基金supported by Sun Yat-sen University Cultivation Fund for Young Teachers(Grant No.:20000-3161102)the National Social Science Fundation of China(Grant No.:08CTQ015)
文摘Purpose: This paper intends to explore a quantitative method for investigating the characteristics of information diffusion through social media like weblogs and microblogs.By using the social network analysis methods,we attempt to analyze the different characteristics of information diffusion in weblogs and microblogs as well as the possible reasons of these differences.Design/methodology/approach: Using the social network analysis methods,this paper carries out an empirical study by taking the Chinese weblogs and microblogs in the field of Library and Information Science(LIS) as the research sample and employing measures such as network density,core/peripheral structure and centrality.Findings: Firstly,both bloggers and microbloggers maintain weak ties,and both of their social networks display a small-world effect. Secondly,compared with weblog users,microblog users are more interconnected,more equal and more capable of developing relationships with people outside their own social networks. Thirdly,the microblogging social network is more conducive to information diffusion than the blogging network,because of their differences in functions and the information flow mechanism. Finally,the communication mode emerged with microblogging,with the characteristics of micro-content,multi-channel information dissemination,dense and decentralized social network and content aggregation,will be one of the trends in the development of the information exchange platform in the future.Research limitations: The sample size needs to be increased so that samples are more representative. Errors may exist during the data collection. Moreover,the individual-level characteristics of the samples as well as the types of information exchanged need to be further studied.Practical implications: This preliminary study explores the characteristics of information diffusion in the network environment and verifies the feasibility of conducting a quantitative analysis of information diffusion through social media.
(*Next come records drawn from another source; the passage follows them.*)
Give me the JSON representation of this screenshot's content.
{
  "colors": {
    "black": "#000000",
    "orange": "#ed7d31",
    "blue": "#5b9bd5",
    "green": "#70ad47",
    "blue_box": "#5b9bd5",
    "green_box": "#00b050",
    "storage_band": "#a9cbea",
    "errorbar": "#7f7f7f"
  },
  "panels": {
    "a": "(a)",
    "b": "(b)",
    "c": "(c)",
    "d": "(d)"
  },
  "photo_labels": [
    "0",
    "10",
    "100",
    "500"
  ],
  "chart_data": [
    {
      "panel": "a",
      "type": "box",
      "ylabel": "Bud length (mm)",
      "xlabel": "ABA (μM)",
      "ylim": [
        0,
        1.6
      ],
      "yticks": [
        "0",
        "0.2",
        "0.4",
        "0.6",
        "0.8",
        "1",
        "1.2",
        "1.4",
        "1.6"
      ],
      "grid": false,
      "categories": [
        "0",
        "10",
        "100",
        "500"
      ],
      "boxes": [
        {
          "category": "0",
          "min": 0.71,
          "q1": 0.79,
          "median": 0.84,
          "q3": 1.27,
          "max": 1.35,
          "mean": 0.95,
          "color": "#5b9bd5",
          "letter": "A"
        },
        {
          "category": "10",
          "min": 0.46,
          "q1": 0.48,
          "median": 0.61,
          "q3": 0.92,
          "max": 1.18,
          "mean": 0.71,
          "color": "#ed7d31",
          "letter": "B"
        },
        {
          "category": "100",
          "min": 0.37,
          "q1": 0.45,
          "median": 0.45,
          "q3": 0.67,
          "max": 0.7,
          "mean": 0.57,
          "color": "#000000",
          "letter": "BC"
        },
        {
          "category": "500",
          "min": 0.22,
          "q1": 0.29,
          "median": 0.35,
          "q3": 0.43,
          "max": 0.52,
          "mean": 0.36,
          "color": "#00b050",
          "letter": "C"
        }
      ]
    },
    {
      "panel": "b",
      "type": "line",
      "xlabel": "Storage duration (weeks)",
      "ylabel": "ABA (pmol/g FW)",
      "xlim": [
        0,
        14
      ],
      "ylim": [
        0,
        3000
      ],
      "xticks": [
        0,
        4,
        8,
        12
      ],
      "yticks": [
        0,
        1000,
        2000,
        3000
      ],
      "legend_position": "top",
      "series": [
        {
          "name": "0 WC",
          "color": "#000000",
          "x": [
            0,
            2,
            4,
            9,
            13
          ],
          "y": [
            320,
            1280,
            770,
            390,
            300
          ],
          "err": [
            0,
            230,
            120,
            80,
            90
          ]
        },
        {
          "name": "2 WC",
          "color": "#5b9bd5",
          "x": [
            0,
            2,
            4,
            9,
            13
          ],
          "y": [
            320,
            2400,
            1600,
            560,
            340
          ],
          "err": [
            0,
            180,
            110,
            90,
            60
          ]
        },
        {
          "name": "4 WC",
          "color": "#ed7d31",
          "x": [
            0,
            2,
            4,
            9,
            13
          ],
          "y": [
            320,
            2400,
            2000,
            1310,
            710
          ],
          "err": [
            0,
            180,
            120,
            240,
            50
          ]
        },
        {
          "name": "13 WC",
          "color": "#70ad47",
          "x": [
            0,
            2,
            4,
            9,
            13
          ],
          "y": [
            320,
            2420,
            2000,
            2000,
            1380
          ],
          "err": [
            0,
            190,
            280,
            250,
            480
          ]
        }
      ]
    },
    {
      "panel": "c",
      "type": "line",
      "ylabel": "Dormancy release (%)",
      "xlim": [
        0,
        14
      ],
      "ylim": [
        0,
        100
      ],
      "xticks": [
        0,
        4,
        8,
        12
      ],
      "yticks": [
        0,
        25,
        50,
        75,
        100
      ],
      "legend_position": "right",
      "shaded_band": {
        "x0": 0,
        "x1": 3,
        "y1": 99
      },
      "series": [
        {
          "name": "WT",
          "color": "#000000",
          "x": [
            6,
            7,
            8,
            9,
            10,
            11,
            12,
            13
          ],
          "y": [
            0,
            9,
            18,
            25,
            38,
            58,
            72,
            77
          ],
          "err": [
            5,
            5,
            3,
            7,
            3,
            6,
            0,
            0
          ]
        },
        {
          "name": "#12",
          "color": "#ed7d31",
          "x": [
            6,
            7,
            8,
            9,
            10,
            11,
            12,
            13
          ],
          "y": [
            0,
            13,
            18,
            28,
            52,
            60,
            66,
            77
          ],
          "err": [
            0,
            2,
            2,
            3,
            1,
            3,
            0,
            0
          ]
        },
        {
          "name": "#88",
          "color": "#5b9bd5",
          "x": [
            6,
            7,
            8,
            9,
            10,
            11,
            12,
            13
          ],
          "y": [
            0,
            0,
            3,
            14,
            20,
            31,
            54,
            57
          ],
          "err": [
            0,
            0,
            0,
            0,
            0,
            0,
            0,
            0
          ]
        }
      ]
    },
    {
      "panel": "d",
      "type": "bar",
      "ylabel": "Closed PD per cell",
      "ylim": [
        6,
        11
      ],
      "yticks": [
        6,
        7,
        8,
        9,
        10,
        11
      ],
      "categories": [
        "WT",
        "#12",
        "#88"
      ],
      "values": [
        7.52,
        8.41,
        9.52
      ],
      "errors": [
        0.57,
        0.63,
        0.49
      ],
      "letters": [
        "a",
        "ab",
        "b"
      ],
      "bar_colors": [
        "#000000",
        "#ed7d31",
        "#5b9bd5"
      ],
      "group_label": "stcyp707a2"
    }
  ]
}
In addition,it provides insight into the characteristics of information diffusion in weblogs and microblogs and the possible reasons of these differences.Originality/value: We have analyzed the characteristics of information diffusion in weblogs and microblogs by using the social network analysis methods. This research will be useful for a quantitative analysis of the underlying mechanisms of information flow through social media in the network environment.